Perhaps the one bright spot is Tan's choice of narrator, Bibi Chen. Or should I say "the spirit of Bibi Chen," for Chen died two weeks before the group's departure. In disembodied form, however, she accompanies her friends on their tour and it is through her all-seeing eyes that the tale is told. There are moments of pure whimsy, moments of hilarity, moments of sadness. Over the entire novel there lies a profound sense of sorrow at the depredations visited upon Myanmar by the junta that now rules that benighted country. That is perhaps the saving grace of Saving Fish from Drowning: it provides a window, however small and grimy, into the ravaged land of Aung San Suu Kyi. For that I thank Ms Tan.

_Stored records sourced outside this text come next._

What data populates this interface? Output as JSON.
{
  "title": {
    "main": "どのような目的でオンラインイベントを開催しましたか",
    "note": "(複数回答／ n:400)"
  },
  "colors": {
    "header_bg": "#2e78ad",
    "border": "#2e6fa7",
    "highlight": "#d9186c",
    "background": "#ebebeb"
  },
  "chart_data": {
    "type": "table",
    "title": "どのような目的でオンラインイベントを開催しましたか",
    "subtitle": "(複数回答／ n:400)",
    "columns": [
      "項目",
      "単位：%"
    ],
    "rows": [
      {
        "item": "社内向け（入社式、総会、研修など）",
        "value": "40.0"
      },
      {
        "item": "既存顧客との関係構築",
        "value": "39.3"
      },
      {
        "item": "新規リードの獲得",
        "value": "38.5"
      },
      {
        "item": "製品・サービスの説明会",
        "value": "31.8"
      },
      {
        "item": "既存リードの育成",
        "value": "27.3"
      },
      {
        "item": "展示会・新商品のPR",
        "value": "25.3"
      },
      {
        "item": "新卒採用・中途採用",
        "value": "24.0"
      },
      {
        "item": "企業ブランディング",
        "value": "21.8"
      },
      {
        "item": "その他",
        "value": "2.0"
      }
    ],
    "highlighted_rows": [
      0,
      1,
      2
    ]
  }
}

A parting word on the title: practitioners of Buddhism aspire to a life in which they harm no other living being, an aspiration that one would assume precludes the practice of fishing. Yet Buddhist fishermen abound, for they follow the polite fiction that when they pull a fish from the water, they do so to "save the fish from drowning." Alas, the recipients of this grace expire in spite of the fisherman's best efforts. Of course, it would be senseless to allow the dead fish to lie on the banks of the river and rot, so the fishermen gather the bodies and sell them. Practical, yes?